What are some of your fondest memories from that era?

Hak: Going to Ontop FM on some mad estate in Oval when I was in school and MCing with the South Soldiers. It was just like, Rah, am I really here doing this?” I’ve seen bare of Simon’s photos, a lot of those moments I’d forgotten about, but I was able to get those memories back because I saw them.

Simon: An incident at Devon’s Road. There are pictures of Hak and his friends laughing and smiling, and then next thing you know, people are on the phone and they’re organising some fight in the field. I think I made three exposures because I had a flash [on my camera] and thought I might get a knife in my back. It was nuts and Hak was on the frontline that night.

Hak: But back then you could still have straighteners [fights that settle arguments]. That’s how it was.

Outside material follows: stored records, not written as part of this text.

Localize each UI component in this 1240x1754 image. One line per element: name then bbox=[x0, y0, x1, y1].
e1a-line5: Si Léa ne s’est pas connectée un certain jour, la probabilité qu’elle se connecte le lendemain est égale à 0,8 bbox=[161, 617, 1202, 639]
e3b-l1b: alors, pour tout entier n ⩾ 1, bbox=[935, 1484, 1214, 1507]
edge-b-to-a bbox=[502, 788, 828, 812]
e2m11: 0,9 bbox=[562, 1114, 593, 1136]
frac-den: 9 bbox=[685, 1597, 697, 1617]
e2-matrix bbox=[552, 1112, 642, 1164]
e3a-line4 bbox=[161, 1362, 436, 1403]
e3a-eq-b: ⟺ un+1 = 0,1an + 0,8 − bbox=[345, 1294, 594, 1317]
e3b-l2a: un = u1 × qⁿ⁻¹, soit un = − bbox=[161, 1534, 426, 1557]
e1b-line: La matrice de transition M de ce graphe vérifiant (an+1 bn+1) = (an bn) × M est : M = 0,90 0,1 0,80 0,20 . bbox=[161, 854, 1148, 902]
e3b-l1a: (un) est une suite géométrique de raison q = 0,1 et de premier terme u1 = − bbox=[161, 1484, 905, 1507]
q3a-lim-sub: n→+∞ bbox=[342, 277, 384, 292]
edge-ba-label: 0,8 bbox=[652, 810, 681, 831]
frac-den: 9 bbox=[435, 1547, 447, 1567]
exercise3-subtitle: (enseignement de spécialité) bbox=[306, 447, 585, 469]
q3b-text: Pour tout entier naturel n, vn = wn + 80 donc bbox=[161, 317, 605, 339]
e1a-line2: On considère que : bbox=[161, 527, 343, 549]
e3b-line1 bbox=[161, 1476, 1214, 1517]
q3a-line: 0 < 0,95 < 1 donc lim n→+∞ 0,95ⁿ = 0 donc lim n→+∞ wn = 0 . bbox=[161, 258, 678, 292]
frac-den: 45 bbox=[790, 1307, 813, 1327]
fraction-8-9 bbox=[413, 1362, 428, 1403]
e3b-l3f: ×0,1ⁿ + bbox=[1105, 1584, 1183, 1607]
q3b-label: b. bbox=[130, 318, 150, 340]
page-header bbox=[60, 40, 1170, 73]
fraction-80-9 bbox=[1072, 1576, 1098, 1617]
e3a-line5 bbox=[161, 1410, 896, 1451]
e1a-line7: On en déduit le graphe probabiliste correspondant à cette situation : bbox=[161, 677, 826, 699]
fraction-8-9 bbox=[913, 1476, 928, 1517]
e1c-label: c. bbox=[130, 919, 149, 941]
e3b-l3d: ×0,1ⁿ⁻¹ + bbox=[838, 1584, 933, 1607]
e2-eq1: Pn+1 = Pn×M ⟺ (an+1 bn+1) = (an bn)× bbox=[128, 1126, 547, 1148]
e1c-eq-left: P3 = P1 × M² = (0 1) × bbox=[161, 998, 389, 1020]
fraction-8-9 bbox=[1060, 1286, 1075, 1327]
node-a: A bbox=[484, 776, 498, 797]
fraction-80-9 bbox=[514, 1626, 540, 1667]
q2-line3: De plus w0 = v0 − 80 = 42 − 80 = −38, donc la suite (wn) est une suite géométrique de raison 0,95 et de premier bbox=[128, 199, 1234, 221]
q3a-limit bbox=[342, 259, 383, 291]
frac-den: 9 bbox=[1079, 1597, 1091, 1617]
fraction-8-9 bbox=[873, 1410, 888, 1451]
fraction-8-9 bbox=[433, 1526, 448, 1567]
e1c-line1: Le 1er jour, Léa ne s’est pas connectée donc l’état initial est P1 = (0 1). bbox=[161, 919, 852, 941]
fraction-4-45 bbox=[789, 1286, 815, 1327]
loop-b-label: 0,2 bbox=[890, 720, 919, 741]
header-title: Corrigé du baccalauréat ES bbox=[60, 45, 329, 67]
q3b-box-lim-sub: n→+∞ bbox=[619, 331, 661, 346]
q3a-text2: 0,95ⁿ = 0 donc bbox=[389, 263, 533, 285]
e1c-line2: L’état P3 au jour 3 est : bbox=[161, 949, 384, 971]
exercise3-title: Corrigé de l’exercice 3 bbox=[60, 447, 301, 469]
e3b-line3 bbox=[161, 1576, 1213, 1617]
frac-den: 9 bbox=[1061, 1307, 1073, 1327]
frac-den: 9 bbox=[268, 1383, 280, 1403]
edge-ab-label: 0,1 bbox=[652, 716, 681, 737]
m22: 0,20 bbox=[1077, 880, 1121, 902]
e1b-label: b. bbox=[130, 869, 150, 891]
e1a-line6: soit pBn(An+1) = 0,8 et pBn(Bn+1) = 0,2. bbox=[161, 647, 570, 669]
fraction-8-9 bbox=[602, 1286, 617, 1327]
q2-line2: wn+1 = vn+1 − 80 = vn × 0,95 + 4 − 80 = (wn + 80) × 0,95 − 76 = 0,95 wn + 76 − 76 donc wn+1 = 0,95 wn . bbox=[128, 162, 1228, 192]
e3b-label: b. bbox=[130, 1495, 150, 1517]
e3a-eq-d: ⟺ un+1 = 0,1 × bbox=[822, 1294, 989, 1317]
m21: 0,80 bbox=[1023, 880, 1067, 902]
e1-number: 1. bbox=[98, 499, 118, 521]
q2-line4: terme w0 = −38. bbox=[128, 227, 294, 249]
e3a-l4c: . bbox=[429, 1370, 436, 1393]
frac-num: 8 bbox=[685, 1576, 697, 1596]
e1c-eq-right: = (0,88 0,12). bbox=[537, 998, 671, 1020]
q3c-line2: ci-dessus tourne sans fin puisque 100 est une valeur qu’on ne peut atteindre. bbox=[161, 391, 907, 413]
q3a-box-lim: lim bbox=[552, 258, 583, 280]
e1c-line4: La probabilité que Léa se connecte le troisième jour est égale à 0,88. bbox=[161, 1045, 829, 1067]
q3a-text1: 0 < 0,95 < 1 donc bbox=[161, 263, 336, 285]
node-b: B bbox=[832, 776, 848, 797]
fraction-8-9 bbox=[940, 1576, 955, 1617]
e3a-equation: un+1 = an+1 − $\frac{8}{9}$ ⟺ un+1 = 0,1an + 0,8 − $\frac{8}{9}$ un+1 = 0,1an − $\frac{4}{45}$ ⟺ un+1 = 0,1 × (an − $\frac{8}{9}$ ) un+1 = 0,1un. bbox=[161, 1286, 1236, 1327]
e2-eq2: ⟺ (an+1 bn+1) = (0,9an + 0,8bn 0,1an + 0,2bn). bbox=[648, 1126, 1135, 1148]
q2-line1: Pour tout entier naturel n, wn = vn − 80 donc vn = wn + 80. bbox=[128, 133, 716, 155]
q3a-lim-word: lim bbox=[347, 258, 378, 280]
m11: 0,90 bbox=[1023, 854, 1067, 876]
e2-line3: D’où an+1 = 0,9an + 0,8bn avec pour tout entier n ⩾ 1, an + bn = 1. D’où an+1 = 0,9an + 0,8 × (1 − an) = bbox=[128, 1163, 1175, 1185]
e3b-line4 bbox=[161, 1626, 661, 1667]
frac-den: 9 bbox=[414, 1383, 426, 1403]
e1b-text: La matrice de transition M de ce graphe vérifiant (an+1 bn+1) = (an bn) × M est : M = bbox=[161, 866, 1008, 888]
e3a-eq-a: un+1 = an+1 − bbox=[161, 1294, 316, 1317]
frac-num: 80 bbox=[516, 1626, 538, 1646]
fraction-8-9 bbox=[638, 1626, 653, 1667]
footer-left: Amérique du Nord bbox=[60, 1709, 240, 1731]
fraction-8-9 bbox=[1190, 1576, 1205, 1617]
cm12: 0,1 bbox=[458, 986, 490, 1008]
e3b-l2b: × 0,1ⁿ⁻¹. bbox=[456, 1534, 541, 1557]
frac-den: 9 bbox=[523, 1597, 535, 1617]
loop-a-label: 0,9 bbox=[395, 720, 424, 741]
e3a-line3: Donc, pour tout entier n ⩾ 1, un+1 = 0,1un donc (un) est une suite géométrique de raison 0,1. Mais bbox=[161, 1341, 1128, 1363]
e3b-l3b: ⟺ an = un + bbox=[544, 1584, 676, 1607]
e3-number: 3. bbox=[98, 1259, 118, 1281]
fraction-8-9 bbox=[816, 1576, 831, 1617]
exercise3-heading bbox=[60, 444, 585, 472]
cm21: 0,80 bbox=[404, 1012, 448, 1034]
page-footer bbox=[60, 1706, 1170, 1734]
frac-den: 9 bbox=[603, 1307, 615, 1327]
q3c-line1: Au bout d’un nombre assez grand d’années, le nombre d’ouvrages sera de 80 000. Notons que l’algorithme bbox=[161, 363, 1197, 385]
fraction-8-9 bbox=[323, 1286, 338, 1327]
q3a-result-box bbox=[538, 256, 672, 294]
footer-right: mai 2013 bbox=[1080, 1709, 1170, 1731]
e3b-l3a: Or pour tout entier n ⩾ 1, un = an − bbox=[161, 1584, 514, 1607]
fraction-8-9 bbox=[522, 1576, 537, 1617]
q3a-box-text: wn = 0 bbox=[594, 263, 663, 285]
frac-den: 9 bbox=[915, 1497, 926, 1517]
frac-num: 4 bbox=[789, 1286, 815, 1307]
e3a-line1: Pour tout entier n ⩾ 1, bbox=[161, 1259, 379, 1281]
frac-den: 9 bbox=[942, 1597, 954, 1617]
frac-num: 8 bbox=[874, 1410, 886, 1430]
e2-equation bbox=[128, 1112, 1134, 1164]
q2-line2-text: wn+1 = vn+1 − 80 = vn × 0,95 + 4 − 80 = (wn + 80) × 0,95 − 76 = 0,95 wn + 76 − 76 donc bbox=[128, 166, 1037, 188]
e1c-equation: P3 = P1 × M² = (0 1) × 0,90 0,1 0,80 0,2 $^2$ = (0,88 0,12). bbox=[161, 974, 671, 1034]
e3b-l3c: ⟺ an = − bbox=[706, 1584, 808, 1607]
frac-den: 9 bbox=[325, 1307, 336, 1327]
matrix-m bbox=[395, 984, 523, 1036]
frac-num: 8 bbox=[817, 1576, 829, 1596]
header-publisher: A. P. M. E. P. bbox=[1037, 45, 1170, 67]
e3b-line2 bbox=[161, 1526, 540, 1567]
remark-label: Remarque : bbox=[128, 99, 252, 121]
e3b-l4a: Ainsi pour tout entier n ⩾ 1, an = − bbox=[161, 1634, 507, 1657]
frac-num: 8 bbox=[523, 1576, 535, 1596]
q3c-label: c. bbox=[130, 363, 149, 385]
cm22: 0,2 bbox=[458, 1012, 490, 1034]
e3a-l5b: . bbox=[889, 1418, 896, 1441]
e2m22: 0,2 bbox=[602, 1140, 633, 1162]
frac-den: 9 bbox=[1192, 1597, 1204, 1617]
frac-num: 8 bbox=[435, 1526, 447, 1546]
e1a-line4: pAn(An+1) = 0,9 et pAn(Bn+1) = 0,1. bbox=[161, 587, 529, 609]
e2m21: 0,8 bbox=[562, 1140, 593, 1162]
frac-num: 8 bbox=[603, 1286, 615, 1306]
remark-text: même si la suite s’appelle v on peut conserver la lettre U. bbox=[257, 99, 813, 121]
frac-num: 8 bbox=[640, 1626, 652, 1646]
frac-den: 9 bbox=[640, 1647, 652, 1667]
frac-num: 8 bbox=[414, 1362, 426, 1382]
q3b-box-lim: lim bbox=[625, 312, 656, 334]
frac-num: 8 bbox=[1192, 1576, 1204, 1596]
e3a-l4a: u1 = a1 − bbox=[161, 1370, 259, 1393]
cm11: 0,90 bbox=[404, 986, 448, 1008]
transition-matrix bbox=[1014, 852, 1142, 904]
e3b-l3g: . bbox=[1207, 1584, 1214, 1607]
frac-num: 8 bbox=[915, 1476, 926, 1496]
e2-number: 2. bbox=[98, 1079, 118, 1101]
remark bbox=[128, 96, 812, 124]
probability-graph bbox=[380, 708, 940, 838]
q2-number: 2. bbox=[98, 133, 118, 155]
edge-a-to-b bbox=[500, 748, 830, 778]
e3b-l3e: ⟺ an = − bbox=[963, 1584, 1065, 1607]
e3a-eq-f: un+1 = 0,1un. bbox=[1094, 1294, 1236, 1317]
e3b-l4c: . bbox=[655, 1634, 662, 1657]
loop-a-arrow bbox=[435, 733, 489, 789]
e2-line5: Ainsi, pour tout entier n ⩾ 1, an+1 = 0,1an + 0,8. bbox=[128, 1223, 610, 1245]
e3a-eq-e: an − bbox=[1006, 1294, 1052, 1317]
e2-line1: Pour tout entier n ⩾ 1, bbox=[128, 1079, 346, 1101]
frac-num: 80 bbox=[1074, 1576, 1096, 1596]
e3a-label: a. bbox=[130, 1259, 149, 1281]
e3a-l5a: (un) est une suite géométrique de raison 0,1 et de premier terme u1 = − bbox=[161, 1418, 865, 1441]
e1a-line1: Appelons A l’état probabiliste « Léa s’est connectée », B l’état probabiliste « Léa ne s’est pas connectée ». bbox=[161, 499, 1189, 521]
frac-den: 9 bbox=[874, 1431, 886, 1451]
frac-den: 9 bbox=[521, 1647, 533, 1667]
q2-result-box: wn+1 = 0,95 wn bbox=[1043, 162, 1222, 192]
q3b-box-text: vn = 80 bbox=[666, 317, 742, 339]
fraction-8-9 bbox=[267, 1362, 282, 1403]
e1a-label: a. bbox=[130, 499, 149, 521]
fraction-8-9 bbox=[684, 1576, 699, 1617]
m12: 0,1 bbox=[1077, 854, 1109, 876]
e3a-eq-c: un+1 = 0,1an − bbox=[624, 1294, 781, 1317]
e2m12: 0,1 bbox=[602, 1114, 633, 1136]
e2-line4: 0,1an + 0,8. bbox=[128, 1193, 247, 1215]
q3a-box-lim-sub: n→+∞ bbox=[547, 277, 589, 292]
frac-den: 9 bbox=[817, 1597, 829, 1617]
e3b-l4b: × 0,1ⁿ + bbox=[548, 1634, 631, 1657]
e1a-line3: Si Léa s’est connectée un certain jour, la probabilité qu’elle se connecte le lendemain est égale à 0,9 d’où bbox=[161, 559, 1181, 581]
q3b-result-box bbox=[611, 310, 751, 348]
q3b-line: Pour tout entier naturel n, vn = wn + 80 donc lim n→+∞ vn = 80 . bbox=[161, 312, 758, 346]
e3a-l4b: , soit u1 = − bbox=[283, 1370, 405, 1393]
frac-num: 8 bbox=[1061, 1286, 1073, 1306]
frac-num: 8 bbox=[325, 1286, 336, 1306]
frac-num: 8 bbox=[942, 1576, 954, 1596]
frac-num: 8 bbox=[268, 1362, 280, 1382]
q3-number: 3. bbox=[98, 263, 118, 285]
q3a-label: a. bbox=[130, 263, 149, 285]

I had bare straighteners and I won them all as well.

Simon: I’ve got the evidence.

Simon, what’s one piece of advice you’d give to photographers documenting subcultural music scenes across the globe?

Simon: I think authenticity is all you can do, really, whether you’re a photographer or a writer. Hak’s a great example of someone following their own independent path in terms of originality. In a way, photography is an important means of translating your feelings. So, if you can, hold on to that principle, just go with your feelings and let the photography take care of itself. I think that’s the surest path.